John Anster (Fairy) Fitzgerald – Waking Dreams

Out of stock

Pencil and watercolour, highlighted with white on paper. Signed in pencil, J.A.Fitzgerald, (bottom left corner). Framed and glazed with title written on mount. Painted at The Langham Sketching Club, c1850.

Description

The board to which the watercolour was originally attached had the title “Waking Dreams” with the Langham Sketching Club written in pencil (under the mount).

The Langham Sketching Club which is now known as the ‘London Sketch Club’ was founded in 1838. Artists met every Friday evening during the winter months when each member made a two-hour sketch from one or two given subjects. The sketches were then fixed around the walls and “received much criticism”; after which supper was served and the rest of the evening devoted to talk and mutual entertainment.

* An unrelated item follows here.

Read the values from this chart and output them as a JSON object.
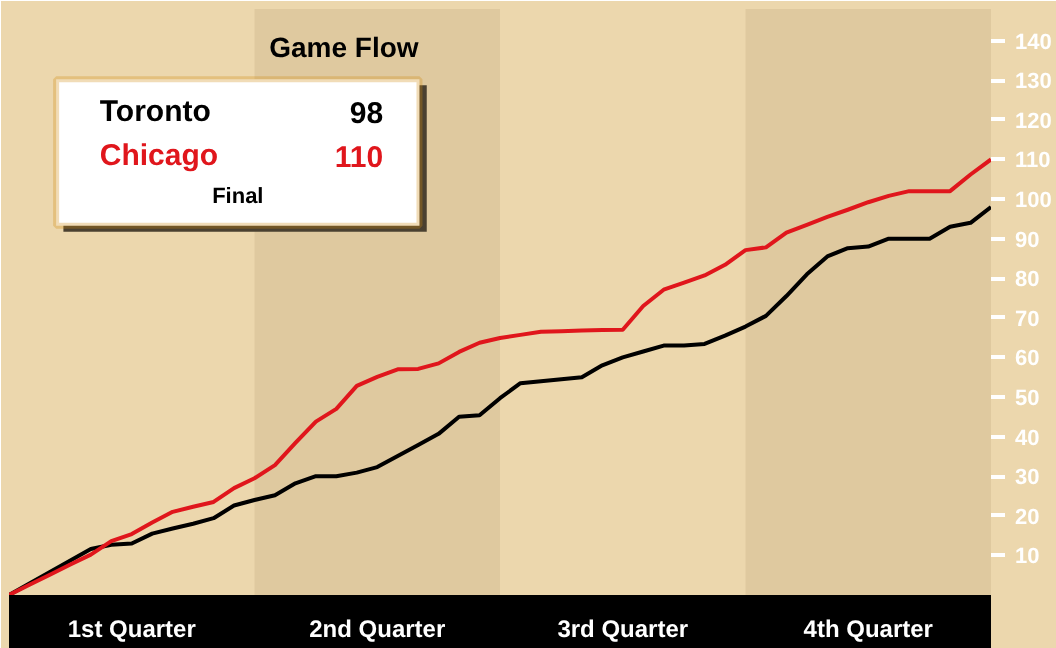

Fitzgerald is mentioned in the history of the London Sketch Club by David Cuppleditch and was said to be one of the dissenters who left the Langham Club after a row about food-hot or cold was the issue, and the ‘hots’ including Fitzgerald, known as ‘Fairy’, Sir James Linton, Phil May, Cecil Aldin and others left the Club in 1898. His last wish was to die in the Savage Club. As Aaron Watson remarked, “It was a weird idea; but in his latter days he came to the club every Saturday to die and only missed his expectation by three or four days. John Anster Fitzgerald was given the extraordinary favor of a pension by the Royal Academy.

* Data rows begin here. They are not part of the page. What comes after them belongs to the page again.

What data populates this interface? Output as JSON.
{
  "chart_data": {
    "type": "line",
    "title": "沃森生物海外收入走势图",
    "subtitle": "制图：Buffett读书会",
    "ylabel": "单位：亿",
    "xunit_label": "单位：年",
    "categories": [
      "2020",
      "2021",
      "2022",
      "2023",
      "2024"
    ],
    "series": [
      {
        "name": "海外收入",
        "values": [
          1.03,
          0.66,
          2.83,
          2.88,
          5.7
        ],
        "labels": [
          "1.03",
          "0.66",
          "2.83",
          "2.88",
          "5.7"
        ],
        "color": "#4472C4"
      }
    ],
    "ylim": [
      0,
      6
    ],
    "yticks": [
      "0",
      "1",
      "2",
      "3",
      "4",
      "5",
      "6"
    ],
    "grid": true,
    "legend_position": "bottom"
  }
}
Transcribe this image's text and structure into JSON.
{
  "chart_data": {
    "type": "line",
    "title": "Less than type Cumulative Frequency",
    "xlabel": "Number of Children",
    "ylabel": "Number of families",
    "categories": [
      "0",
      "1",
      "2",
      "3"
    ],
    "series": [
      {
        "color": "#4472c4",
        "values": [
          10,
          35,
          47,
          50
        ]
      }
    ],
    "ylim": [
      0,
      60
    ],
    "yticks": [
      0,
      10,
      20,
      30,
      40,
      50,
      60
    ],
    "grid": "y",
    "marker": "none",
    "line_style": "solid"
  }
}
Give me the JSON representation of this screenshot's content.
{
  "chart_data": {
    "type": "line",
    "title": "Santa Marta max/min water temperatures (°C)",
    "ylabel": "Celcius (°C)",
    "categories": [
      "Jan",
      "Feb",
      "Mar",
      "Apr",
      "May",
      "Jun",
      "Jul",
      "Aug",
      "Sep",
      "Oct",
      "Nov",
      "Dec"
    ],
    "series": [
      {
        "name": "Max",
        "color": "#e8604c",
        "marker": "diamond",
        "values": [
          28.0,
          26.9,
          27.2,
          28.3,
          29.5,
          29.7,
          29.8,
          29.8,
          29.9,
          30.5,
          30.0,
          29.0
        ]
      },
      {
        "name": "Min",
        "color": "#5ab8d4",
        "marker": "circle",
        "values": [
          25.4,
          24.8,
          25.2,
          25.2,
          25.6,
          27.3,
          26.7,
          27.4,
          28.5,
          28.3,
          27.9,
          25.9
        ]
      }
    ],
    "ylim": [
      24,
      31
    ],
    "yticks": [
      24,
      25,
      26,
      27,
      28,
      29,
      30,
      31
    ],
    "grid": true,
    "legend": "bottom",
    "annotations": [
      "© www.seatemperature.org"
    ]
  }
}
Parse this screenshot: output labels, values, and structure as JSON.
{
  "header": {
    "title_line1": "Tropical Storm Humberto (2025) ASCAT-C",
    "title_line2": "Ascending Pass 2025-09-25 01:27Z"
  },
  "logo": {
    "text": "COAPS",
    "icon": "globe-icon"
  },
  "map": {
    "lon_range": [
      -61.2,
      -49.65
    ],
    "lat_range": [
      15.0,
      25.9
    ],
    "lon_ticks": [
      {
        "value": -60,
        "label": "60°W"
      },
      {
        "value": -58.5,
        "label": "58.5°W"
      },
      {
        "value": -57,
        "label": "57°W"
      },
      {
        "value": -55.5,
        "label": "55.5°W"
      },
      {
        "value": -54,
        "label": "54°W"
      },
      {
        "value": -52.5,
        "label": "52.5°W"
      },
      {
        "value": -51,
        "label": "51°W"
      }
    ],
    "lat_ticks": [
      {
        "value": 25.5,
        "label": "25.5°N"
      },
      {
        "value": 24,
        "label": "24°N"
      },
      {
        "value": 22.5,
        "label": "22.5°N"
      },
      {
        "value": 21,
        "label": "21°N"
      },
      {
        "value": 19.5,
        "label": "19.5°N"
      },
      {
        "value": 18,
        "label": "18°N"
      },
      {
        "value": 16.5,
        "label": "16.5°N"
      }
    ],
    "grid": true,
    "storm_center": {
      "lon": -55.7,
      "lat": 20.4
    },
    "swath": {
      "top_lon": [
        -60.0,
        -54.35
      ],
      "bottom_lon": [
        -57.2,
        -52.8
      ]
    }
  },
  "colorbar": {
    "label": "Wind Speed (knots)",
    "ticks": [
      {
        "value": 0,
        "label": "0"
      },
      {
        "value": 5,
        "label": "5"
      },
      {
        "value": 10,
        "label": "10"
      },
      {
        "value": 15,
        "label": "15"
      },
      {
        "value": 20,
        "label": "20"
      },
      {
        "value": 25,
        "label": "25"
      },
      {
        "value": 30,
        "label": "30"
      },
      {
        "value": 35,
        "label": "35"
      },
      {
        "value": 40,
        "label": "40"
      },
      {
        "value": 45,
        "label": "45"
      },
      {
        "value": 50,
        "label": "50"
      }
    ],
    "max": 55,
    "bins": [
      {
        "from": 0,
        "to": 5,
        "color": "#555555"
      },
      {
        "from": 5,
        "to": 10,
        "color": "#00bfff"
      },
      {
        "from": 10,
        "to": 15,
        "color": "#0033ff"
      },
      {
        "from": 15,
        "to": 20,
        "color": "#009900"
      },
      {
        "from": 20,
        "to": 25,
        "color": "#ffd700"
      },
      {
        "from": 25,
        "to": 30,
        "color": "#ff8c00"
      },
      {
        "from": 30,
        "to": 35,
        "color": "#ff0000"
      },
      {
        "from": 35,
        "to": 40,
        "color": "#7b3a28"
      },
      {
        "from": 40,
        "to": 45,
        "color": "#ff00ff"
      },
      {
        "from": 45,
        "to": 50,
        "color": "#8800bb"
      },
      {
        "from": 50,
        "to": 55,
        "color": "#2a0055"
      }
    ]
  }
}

Although this work is not dated it has been said that all Fitzgerald’s fairy pictures were painted from the 1850s and 1860s, and that a small group of ‘dream’ pictures of sleeping figures date from the 1850s.

Don Grant, (research fellow, London Sketch Club) kindly emailed us an image of a painting from their archives depicting various members of The London Sketch Club from 1902. In the picture Fitzgerald (No.4) is seen happily musing over one of his sketches.

Additional information

Image

8¼ in x 9½ in. (20.7 cm x 23.8 cm.)

Frame or Mount

18½ in x 17¾ in. (45.5 cm x 47 cm.)

Brand

Fitzgerald, John Anster (1819-1906)

John Anster Christian Fitzgerald was a Victorian fairy painter and portrait artist. He was nicknamed "Fairy Fitzgerald" for his main genre. Many of his fairy paintings are dark and contain images of ghouls, demons, and references to drug use; his work has been compared to the surreal nightmare scenes of Hieronymus Bosch and Pieter Brueghel. He was of Irish ancestry, the son of the minor poet William Thomas Fitzgerald. In 1849 Fitzgerald married Mary Ann Barr and they raised at least four sons and two daughters. As an artist, Fitzgerald appears to have been largely self-taught. His work was first shown at the Royal Academy of Arts, London, in 1845; he also exhibited at the British Institution, the Society of British Artists, and the Royal Watercolour Society. In the late 1850s he created a series of Christmas fairies for The Illustrated London News. Fitzgerald gave his works titles that often gave little clear indication of their subjects; art dealers and collectors frequently renamed them, causing great confusion in his artistic canon. Some of Fitzgerald's titles, like The Pipe Dream and The Captive Dreamer, suggest that he was familiar with the opium dens which, with chloral and laudanum, represented the Victorian drug scene. Fitzgerald created "remarkable fairy pictures of pure fantasy, rarely based on any literary theme. His paintings often use brilliant colours, especially reds, blues, and purples. He produced a major series of paintings on the Cock Robin theme—among others, Who Killed Cock Robin?, Cock Robin Defending his Nest, and Fairies Sleeping in a Bird's Nest (the last furnished with a frame made out of twigs). Reclusive by nature, Fitzgerald had limited connections with other artists. He existed mainly at his London club, the Savage Club. Fellow members, reminiscing of him post mortem, recalled that he was adept at imitating the great actors of earlier generations, Edmund Kean, Charles Kemble, and William Charles Macready. The final work Fitzgerald exhibited at the Royal Academy, in 1902, was a picture of Alice in Wonderland. His younger daughter, Florence Harriet Fitzgerald (1857-1927), was a painter and sculptor. She married landscape artist Walter Follen Bishop (1856-1936) in 1889.